Corona: Die Bund-Länder-Runde will heute keine Verschärfungen, aber auch keine Lockerungen beschließen. PCR-Tests sollen vorrangig für Ältere genutzt werden.
Der Erweiterungsbau der Nationalgalerie sollte eigentlich 340 Millionen Euro kosten, jetzt werden es 450 Millionen. Der Bundestag muss nachschießen.
Christian Schmidt, Hoher Repräsentant für Bosnien und Herzegowina, warnt vor dem Auseinanderbrechen des Westbalkanstaates - und ruft Berlin und Brüssel zu neuer Härte auf.
Die Ampel-Fraktionen schnüren ein großes Agrar-Reformpaket und wollen ein verpflichtendes Tierwohlkennzeichen. Wir wissen, was kommen soll.
CDU legt Kommissionsbericht zur Wahlniederlage vor
Kein Profil, kein programmatischer Mut, kein Narrativ für eine moderne bürgerliche Partei, keine pointierte Kampagne und der falsche Kandidat.
Das sind laut einer Analyse der CDU-Parteizentrale die zentralen Ursachen für die Wahlniederlage der Union im Herbst 2021.
Dokumentiert werden sie in dem 64-seitigen Abschlussbericht zweier von der CDU-Zentrale eingesetzter Kommissionen. Die Analyse liegt uns exklusiv vor.

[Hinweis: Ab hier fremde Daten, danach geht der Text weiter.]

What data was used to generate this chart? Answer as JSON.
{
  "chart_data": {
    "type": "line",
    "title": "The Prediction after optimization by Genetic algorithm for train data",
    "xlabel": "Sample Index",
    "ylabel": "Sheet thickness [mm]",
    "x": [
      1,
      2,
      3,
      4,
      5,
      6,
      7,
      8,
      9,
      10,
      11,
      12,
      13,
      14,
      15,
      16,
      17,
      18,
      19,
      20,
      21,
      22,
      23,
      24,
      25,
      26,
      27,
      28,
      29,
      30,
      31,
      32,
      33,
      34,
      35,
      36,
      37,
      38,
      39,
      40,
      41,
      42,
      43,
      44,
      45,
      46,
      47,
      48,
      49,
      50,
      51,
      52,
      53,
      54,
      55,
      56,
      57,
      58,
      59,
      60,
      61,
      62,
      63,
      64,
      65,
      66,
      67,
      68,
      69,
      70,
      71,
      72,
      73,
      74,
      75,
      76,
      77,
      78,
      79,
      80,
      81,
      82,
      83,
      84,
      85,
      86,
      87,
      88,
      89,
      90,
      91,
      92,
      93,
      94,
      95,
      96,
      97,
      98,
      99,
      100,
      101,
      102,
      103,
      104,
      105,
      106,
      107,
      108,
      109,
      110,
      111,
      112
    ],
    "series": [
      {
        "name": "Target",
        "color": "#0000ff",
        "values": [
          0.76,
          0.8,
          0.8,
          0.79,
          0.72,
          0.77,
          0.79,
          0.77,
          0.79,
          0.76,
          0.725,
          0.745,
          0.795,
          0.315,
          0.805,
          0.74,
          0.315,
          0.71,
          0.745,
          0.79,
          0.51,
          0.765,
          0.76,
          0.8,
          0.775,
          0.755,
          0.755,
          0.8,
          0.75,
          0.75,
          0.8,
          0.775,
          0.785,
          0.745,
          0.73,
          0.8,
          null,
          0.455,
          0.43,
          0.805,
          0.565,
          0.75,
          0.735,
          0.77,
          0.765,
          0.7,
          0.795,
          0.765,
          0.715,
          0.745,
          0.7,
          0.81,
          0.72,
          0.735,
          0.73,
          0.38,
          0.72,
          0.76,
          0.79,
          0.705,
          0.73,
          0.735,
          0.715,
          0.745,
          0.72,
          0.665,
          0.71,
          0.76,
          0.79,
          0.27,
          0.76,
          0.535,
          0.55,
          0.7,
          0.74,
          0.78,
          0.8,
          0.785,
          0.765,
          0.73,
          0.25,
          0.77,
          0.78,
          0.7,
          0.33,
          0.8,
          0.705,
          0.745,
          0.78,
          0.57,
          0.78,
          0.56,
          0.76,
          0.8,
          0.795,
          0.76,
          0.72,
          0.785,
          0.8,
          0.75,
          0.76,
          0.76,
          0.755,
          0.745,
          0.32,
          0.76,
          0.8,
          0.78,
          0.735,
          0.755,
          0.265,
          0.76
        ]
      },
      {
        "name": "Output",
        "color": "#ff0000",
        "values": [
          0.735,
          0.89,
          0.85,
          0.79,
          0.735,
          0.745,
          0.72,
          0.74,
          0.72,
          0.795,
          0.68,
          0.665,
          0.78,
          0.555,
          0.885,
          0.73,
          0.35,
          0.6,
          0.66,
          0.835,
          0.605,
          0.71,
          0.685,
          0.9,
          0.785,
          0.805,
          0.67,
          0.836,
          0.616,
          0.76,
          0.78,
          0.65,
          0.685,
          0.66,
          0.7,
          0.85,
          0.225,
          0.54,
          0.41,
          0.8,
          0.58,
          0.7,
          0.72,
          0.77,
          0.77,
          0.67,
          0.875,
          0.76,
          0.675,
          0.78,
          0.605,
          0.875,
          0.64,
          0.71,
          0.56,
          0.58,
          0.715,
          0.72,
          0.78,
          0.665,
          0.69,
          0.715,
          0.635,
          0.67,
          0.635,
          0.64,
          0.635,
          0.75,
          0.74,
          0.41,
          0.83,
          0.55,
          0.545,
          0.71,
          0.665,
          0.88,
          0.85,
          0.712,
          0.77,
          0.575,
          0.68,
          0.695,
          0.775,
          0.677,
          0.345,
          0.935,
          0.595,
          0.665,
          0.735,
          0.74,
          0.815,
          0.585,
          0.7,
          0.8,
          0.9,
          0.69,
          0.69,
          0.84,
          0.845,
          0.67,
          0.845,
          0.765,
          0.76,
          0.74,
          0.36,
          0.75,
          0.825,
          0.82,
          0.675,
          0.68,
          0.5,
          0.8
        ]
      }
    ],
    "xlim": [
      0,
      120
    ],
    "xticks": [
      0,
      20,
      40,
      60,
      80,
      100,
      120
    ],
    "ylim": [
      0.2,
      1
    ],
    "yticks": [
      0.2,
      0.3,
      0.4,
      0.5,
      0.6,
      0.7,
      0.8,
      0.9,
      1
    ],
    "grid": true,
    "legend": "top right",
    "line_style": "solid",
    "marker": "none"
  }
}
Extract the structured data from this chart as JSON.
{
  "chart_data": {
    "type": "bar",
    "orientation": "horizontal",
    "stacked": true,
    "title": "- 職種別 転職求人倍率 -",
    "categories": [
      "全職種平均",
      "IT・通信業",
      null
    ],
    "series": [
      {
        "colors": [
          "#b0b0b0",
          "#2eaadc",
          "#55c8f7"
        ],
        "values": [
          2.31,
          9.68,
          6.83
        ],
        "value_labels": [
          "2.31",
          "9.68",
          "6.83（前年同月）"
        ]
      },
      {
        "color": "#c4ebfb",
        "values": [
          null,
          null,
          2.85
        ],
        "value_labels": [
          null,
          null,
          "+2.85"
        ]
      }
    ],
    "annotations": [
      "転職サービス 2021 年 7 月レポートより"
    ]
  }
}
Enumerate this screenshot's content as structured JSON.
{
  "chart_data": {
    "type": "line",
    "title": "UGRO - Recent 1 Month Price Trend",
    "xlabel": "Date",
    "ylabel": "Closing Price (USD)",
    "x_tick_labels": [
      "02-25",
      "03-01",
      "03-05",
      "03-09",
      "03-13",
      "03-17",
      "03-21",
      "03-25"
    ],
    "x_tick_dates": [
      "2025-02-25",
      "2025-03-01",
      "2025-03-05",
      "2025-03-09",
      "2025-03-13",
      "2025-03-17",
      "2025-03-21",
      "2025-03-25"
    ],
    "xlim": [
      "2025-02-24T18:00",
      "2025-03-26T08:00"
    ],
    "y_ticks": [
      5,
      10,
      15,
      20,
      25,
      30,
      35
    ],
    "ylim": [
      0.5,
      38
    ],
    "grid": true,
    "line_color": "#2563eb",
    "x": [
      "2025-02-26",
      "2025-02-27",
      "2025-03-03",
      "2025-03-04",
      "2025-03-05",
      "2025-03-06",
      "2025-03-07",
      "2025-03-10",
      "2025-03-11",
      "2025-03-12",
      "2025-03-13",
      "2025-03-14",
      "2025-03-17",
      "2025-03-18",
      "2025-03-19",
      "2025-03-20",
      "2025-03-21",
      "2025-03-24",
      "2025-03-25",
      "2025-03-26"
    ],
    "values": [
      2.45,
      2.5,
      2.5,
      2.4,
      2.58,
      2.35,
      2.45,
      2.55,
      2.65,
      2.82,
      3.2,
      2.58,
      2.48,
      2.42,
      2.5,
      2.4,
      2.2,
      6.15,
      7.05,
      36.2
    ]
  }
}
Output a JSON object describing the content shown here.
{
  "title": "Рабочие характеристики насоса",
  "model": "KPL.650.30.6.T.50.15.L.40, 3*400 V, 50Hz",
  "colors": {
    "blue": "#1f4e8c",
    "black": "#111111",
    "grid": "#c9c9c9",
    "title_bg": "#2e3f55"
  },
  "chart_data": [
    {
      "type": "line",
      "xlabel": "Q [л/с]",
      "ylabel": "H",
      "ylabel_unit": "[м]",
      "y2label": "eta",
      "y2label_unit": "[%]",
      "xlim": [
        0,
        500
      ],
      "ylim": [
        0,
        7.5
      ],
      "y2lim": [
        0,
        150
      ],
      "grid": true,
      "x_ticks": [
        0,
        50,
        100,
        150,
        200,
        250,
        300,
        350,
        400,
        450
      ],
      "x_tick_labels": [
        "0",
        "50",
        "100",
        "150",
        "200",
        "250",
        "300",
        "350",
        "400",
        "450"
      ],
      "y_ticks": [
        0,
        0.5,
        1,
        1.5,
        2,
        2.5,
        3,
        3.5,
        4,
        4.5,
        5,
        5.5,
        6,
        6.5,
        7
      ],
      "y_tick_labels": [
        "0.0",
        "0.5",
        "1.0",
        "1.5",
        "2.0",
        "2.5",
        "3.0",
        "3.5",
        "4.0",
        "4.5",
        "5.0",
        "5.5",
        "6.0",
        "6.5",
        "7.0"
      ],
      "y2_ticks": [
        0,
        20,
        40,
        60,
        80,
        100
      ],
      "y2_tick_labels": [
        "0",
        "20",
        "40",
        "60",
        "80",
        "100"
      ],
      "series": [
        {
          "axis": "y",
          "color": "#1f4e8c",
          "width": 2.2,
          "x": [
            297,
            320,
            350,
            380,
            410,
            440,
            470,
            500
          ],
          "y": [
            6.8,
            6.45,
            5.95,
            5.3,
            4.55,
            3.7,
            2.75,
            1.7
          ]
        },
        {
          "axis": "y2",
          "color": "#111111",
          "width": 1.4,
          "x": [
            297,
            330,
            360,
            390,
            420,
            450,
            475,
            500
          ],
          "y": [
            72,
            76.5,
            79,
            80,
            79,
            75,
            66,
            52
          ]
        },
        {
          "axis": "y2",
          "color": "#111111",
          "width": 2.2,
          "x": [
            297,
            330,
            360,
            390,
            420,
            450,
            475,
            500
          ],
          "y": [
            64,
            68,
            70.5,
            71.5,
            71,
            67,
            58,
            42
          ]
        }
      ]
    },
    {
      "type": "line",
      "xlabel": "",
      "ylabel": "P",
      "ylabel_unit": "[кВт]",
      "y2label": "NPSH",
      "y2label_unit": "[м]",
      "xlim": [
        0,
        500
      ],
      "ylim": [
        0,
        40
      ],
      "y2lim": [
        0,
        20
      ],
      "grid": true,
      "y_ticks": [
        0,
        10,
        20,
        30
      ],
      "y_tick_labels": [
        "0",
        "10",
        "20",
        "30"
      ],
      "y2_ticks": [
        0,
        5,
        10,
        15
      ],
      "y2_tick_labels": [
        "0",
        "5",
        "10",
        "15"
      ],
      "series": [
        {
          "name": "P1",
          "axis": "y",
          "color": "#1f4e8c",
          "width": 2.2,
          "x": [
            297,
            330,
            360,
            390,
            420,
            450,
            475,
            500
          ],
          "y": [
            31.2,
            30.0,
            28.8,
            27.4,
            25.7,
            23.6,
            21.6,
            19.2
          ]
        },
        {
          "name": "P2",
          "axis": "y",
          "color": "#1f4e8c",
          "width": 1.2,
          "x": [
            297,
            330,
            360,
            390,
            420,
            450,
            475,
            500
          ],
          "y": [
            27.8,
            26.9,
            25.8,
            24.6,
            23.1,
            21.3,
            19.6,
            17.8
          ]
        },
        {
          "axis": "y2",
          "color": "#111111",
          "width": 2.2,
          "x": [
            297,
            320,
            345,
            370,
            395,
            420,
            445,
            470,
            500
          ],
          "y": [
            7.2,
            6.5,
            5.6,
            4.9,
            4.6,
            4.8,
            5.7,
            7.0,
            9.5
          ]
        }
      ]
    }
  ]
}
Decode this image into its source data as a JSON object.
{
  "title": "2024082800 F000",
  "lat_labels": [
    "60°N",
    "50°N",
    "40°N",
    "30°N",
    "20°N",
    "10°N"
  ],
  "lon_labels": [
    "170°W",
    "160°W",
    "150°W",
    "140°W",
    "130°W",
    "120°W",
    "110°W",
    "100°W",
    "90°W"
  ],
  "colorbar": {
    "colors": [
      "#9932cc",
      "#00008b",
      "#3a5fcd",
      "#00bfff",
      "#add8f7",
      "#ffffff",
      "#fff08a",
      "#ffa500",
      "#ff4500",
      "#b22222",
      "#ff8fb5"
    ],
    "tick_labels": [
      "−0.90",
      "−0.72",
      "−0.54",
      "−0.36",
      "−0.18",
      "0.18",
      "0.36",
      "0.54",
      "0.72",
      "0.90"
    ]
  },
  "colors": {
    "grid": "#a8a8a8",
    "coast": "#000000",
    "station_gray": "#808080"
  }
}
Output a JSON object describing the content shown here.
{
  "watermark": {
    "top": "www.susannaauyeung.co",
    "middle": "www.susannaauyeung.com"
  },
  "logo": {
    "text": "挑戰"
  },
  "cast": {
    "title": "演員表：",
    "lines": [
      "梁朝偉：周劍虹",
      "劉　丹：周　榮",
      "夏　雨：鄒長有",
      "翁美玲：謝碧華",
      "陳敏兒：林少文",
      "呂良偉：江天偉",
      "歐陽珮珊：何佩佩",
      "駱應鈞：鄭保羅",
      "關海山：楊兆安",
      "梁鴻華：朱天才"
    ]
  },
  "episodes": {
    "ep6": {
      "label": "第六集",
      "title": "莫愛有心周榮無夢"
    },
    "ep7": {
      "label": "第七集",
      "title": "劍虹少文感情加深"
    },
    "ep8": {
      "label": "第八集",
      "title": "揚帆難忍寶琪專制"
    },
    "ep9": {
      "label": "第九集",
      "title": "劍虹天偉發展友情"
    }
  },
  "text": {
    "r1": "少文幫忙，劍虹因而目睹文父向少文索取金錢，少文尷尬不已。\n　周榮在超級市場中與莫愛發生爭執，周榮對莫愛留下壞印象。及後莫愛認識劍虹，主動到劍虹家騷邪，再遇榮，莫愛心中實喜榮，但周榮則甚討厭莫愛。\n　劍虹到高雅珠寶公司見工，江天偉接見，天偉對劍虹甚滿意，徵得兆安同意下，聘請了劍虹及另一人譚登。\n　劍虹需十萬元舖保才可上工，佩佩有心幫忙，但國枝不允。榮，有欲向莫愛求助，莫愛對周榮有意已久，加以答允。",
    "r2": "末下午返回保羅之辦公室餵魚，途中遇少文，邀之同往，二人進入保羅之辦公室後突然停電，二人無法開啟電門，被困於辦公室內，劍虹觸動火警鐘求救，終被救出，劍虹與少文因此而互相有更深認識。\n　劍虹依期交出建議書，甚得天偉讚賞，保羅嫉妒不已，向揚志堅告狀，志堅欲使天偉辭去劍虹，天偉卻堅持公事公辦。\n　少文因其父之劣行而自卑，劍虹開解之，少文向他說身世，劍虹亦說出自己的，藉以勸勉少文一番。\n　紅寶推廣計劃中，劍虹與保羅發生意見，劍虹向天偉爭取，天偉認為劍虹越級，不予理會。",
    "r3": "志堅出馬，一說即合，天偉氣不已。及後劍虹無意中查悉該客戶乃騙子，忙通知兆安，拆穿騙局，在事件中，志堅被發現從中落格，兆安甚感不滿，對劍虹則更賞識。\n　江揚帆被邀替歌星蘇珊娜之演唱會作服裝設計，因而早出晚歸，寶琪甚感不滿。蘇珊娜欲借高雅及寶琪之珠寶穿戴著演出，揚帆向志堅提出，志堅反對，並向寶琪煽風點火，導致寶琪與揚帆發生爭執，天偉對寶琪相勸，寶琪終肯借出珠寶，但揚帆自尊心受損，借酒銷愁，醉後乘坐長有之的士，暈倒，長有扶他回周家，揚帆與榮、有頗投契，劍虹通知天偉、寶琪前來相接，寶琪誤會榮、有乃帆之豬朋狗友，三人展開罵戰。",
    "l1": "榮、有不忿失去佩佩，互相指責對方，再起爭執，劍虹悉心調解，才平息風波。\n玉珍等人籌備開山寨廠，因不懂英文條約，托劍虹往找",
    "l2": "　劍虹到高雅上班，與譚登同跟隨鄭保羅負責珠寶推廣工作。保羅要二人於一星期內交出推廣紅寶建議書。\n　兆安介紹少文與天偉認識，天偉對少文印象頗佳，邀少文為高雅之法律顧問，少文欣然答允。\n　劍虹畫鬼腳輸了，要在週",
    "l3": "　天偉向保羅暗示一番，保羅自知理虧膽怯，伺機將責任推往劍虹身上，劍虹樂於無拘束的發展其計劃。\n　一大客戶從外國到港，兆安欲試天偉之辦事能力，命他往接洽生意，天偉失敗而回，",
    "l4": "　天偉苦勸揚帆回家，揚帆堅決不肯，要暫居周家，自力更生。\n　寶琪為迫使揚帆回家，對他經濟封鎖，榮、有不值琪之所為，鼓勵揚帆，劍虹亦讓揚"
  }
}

Es ist ein Dokument des Scheiterns auf ganzer politischer Linie.
"Die Union verlor Wähler in allen sozialen Gruppen und konnte weder mit Problemlösungskompetenzen, ihrem Spitzenkandidaten noch als Partei überzeugen", fasst Autorin Viola Neu zusammen, Parteienforscherin bei der Konrad-Adenauer-Stiftung.
"Die CDU befindet sich als Volkspartei in Deutschland und als christdemokratische Partei in Europa in einer existenziellen Krise", ergänzt der Mainzer Historiker Andreas Rödder.
Rödder und Neu waren mit dem Grünen-Vordenker Ralf Fücks und der Journalistin Miriam Hollstein externe Mitglieder der Kommission.
Generalsekretär Paul Ziemiak hatte nach der Wahlniederlage mit einer Kreiskonferenz und der Einsetzung zweier Kommissionen eine umfassende Aufarbeitung angestoßen. Der Bericht liegt auch dem neuen Vorsitzenden Friedrich Merz vor.
Zentrale Botschaften:
Fehlende inhaltliche Schärfe durch angepasste Politik in den Merkel-Jahren.
Keine inspirierenden Ideen zu den Zukunftsthemen Klima, Digitales, Soziales.
Falsche Personalisierung auf den unpopulären Kandidaten Armin Laschet.
Dauerstreit zwischen CDU und CSU und Kluft zwischen Partei und Mitgliedern.
Es gab zu wenig politische Influencer im Netz, die für die Union Werbung machten.
Kern ist die programmatische Leere der Union.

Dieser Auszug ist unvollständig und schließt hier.